There is no opening night. There’s one night—one captivating hour where the hard work and artist’s vision binds together. The performer gets the spotlight and the sensation of a packed house. The shareholder gets a unique theater experience, and hopefully leaves with a broader scope on performance art. One shareholder recently sent his praises of a CSA performance by saying, “All 8 of us saw something totally original, exploratory, inspiring, unprecedented, etc, that without you, we’d never have seen the likes of: a fully expressed creative vision!”

CSA PGH creates boxes of art to “feed the public’s cultural appetite.” From the looks ot if, the community is hungry for these shares. In 2013, its inaugural year, 50 boxes featuring six local artist’s works sold out almost immediately.

Some things shareholders might find in the art box? Paintings inspired by the lyrics of Leonard Cohen on discarded book covers, a fantastical stop motion animated video or a photographic print of a collage formation created from everyday materials. The box is packed with original, local and engaging visual art.

This season there are a few shares left. Community members can invest in a full share ($450) stocked with visual art pieces from local artists Edith Abeyta, Cara Erskine, Alexis Gideon, Jennifer Nagle Myers, Lucia Nhamo, Barbara Weissberger.
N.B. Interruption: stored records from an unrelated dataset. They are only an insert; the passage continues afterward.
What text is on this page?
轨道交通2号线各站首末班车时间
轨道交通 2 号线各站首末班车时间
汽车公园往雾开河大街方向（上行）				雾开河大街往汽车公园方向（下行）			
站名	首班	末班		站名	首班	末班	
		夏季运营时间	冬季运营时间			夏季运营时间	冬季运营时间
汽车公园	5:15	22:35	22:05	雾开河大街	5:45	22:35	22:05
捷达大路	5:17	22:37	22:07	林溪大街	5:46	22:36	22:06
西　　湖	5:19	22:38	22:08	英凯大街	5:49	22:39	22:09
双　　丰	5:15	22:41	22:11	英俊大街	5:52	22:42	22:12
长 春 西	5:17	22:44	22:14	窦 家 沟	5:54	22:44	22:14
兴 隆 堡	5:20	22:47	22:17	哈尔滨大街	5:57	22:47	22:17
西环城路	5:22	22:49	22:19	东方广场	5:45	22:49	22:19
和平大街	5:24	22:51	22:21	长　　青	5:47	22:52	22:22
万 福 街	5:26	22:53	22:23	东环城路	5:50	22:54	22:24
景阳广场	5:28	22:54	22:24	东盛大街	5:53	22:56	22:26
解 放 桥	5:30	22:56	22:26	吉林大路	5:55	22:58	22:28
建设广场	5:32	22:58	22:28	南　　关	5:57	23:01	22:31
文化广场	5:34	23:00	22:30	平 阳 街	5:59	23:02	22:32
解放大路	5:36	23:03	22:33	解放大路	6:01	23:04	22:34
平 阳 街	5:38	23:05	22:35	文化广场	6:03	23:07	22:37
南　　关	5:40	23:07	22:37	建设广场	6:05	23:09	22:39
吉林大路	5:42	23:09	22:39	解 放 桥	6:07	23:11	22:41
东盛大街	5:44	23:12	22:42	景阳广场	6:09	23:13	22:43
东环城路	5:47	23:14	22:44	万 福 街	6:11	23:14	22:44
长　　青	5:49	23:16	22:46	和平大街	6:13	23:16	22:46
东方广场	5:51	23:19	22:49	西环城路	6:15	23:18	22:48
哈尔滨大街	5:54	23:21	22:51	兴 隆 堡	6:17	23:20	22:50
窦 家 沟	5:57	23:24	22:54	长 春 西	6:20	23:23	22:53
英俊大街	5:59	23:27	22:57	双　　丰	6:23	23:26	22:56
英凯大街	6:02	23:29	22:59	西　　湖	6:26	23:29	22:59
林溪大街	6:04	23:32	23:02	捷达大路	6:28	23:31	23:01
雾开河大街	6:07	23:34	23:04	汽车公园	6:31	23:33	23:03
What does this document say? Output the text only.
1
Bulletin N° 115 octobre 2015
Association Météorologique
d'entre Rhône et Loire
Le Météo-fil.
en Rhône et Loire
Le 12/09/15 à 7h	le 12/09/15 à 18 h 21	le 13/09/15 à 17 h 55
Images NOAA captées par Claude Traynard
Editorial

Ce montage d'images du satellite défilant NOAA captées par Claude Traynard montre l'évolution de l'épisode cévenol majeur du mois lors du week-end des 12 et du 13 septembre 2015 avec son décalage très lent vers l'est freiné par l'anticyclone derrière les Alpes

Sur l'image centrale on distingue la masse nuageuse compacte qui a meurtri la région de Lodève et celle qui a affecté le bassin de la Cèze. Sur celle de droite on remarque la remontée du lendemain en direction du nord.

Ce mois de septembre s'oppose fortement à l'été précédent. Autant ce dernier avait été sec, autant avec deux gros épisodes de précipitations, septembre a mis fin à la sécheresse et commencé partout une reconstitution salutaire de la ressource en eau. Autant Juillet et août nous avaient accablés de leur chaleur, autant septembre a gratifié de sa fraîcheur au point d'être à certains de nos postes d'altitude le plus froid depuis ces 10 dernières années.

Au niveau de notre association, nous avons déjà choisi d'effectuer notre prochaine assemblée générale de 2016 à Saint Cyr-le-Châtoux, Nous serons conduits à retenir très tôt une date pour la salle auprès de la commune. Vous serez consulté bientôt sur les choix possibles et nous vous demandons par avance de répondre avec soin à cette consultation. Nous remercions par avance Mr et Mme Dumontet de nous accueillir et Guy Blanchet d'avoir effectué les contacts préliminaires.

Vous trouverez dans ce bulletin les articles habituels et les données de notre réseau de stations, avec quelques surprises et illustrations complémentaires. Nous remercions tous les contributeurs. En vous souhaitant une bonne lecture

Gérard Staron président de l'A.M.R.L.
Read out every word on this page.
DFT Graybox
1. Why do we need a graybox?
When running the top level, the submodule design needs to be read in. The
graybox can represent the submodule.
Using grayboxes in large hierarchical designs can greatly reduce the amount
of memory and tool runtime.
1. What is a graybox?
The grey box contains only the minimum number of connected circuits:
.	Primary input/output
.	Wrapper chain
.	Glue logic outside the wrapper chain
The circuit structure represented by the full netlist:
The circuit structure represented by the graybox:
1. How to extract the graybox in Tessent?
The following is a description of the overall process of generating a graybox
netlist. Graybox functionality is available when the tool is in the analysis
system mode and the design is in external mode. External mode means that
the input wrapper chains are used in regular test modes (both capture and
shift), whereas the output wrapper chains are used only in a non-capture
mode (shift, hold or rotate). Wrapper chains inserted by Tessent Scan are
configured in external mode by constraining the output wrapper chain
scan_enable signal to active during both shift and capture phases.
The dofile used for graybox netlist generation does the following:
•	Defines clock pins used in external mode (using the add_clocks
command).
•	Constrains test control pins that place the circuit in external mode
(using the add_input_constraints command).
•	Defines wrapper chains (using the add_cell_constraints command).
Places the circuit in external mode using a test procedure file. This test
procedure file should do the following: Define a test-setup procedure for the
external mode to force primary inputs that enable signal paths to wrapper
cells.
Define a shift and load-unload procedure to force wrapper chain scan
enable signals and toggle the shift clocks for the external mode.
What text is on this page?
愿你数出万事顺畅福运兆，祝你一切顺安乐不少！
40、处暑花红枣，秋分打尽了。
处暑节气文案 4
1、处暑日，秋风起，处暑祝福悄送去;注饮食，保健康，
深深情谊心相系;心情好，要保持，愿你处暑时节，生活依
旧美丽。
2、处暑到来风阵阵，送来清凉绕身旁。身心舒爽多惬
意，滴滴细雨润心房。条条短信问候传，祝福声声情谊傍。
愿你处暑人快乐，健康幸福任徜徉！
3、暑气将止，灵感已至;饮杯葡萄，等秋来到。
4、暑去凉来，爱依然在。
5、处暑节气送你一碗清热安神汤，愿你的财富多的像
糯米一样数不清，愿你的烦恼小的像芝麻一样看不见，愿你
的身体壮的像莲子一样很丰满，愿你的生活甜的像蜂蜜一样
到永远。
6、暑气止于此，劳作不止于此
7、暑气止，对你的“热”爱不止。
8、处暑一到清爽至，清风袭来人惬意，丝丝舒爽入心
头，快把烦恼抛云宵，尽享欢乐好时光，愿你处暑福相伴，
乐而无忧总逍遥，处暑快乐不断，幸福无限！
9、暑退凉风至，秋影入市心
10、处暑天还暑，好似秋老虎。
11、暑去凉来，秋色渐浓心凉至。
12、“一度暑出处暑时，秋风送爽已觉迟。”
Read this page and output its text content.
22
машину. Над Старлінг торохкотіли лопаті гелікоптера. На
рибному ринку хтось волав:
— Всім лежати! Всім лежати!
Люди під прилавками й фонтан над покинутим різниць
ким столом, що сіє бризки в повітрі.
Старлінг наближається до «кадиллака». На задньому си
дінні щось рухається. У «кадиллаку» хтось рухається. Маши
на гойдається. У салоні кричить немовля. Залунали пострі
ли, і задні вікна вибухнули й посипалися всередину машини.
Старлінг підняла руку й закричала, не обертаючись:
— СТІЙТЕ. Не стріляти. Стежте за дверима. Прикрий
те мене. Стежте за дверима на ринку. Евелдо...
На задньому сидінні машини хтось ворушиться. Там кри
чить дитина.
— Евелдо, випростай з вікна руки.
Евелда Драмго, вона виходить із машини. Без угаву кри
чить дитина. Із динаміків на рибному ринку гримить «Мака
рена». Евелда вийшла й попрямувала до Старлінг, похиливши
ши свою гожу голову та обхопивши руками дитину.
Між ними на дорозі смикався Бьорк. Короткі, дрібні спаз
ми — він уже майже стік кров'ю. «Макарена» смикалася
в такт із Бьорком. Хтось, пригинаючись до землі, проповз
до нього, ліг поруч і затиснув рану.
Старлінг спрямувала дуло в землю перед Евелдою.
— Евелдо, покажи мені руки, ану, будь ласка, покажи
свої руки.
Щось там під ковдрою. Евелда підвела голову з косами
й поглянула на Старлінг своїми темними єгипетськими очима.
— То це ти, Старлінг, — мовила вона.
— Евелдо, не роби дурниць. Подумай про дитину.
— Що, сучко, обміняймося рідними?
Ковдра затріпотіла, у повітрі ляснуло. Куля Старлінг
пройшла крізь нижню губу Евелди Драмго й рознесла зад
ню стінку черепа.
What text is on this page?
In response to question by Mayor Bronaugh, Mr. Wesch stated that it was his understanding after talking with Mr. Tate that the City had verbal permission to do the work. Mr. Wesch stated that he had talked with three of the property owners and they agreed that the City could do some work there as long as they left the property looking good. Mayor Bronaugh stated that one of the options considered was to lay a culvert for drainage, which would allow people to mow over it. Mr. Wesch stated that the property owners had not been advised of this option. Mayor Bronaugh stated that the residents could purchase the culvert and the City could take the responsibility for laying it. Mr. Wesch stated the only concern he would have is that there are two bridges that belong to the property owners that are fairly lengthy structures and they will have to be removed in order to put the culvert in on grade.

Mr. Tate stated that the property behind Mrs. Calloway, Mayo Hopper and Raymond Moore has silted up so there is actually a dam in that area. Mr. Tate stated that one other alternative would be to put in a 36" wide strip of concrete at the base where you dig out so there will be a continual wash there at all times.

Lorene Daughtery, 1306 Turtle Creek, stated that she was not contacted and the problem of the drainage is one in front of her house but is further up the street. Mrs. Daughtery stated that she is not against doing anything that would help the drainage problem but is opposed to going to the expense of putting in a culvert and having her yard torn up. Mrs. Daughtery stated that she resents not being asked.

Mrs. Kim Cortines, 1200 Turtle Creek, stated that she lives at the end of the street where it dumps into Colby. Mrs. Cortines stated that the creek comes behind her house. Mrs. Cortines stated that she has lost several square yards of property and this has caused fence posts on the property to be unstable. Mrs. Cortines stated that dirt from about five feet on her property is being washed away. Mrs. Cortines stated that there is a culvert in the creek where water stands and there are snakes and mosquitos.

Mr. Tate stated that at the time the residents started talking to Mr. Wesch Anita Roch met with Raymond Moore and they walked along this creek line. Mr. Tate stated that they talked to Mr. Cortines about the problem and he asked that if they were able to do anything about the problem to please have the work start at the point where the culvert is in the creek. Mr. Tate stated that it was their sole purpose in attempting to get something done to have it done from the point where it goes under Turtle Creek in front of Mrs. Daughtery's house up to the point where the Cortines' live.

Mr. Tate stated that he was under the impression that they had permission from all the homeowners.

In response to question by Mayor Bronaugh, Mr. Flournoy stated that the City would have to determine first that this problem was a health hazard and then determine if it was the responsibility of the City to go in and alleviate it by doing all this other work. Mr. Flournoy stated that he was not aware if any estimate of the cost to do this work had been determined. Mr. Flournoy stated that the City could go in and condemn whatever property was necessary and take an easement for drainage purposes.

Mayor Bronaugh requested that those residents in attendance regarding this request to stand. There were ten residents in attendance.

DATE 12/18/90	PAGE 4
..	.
A half share ($225) includes art from Dave Montano, Jim Rugg, Jasen Lex and Alisha Wormsley.

A mysterious aspect and level of intrigue is attached to the CSA—the anticipation of not knowing what you are going to get and what you’re going to do with it. “The art becomes a really interesting object for them to think about and engage with,” says Casey Droege, the project manager of CSA PGH. “The pieces start a conversation and creates a relationship between arts and the community.”